All these alarming contradictions and soul-searchings ended in Dasha cramming her cap over her eyes at six o'clock and setting off for the Gogol monument.
The man with the tiepin immediately emerged from behind a tree.
"You're three minutes late. Well?
Were you there?
Did you hear Lenin?
Let me have the most important facts. How did he get there? Who was with him? Was there a guard on the platform?"
Dasha tried to gather up her thoughts before replying.
"Tell me, in the name of what is he to be killed?"
"What!
What! Where did you get that from?
Nobody has any intention.... Ha! He made an impression on you!
That's natural.... That's what makes him so dangerous."
"But what he says is true."
Craning his neck, and smiling his thin, gleaming smile right into Dasha's face, he said in insinuating tones:
"Hadn't you better give it up—eh?"
Dasha shrank away.
His neck seemed to be stretching like rubber, and the twinkling reflections in his glasses danced before Dasha's eyes.
"I don't know a thing," she whispered. "I don't understand anything any more.... I must be convinced, I must...."
"Lenin is an agent of the German general staff," hissed the man with the tiepin.
He spent almost half-an-hour explaining to Dasha the infernal plan of the Germans: they were sending over Bolsheviks, hired at enormous sums, in sealed carriages; and these Bolsheviks were undermining the army, gulling the workers, destroying the country's industry and agriculture.... in another month or so the Germans would be able to take Russia without firing a shot.

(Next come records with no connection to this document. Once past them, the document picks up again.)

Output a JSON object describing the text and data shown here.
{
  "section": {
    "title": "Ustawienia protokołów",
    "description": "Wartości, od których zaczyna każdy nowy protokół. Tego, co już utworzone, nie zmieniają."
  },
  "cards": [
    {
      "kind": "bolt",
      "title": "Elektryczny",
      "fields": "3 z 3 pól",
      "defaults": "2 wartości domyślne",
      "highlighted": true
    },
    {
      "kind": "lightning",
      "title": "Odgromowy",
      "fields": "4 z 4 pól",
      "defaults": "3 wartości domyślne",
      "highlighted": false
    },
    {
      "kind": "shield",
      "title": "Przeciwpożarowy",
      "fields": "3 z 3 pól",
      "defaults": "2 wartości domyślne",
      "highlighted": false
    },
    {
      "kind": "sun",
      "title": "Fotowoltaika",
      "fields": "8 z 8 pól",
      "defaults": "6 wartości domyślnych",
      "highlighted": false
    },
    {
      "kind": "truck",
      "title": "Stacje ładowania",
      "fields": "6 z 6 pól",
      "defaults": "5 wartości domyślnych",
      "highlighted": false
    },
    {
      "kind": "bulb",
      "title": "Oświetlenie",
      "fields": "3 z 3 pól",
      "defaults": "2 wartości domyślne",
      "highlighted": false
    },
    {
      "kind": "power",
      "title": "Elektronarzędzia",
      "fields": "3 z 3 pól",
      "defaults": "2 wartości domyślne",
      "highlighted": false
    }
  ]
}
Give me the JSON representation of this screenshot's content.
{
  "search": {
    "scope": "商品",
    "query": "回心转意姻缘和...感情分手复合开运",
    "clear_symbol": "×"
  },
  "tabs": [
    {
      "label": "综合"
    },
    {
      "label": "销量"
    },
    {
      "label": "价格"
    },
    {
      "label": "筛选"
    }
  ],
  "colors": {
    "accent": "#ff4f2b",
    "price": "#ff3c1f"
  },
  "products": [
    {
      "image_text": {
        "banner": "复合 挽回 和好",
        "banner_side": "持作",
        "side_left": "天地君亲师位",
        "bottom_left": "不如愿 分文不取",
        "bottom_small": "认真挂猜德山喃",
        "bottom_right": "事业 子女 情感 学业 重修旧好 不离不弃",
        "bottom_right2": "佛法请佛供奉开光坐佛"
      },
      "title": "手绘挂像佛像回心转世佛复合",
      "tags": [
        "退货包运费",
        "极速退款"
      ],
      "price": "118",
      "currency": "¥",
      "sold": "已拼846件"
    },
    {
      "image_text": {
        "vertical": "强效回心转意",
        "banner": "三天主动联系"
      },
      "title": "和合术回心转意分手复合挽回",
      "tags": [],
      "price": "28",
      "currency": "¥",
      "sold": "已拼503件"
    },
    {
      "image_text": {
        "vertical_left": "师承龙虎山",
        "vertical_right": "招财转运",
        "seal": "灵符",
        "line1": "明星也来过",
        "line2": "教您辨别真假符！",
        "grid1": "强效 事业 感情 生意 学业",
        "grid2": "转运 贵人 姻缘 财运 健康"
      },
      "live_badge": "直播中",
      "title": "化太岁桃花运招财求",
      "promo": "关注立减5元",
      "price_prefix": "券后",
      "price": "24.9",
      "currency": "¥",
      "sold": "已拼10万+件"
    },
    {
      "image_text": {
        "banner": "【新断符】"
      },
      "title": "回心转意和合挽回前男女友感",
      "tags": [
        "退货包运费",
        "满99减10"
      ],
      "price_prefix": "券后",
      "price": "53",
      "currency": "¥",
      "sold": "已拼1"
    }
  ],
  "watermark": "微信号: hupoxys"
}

"The Bolsheviks are now stirring up civil war, declaring that there is a grain blockade, and at the same time killing off the private traders, our saviours. They are deliberately organizing famine.... Today you have seen thousands of imbeciles hanging on Lenin's lips... it's infuriating, maddening.... He is deceiving the masses, the entire nation.... On the physical plane he is the 'Great Provocateur'... on the other...." (He swayed up to Dasha's ear and whispered all in one breath)—"he is the Antichrist!
Remember the prophecies?
Everything coincides.
The north will go to war with the south.
The iron horsemen of death will appear—that's the tanks.... An evil star will drop into the source of waters—that's the five-pointed star of the Bolsheviks.... And he addresses the multitude as Christ did, only in reverse.... Today he even tried to seduce your mind, but we won't give you up.... I'll have you transferred to some other work."
Dasha's third question remained unanswered. (She was back in her room, lying on her bed, her eyes hidden against the crook of her elbow.) Suddenly she felt sick of all this thinking....
"Anyone would think I was a hundred years old!
Am I so hideous, after all?
I'll do just as I like.... Why shouldn't I go to the Metropole, if that's what I want? Why try to hide things that won't be hidden, to stifle the cries of joy in one's bosom?
Why tie one's self up in agonizing knots?
For whose dear sake?
Fool, fool, coward! Let yourself go! Relax! What does anything matter? To hell with love, to hell with self...."
She had known all along that she was going to the Metropole.
If she had pretended to hesitate, it was only because the time appointed had not yet come, and because it was dusk, when there is no escape from one's thoughts.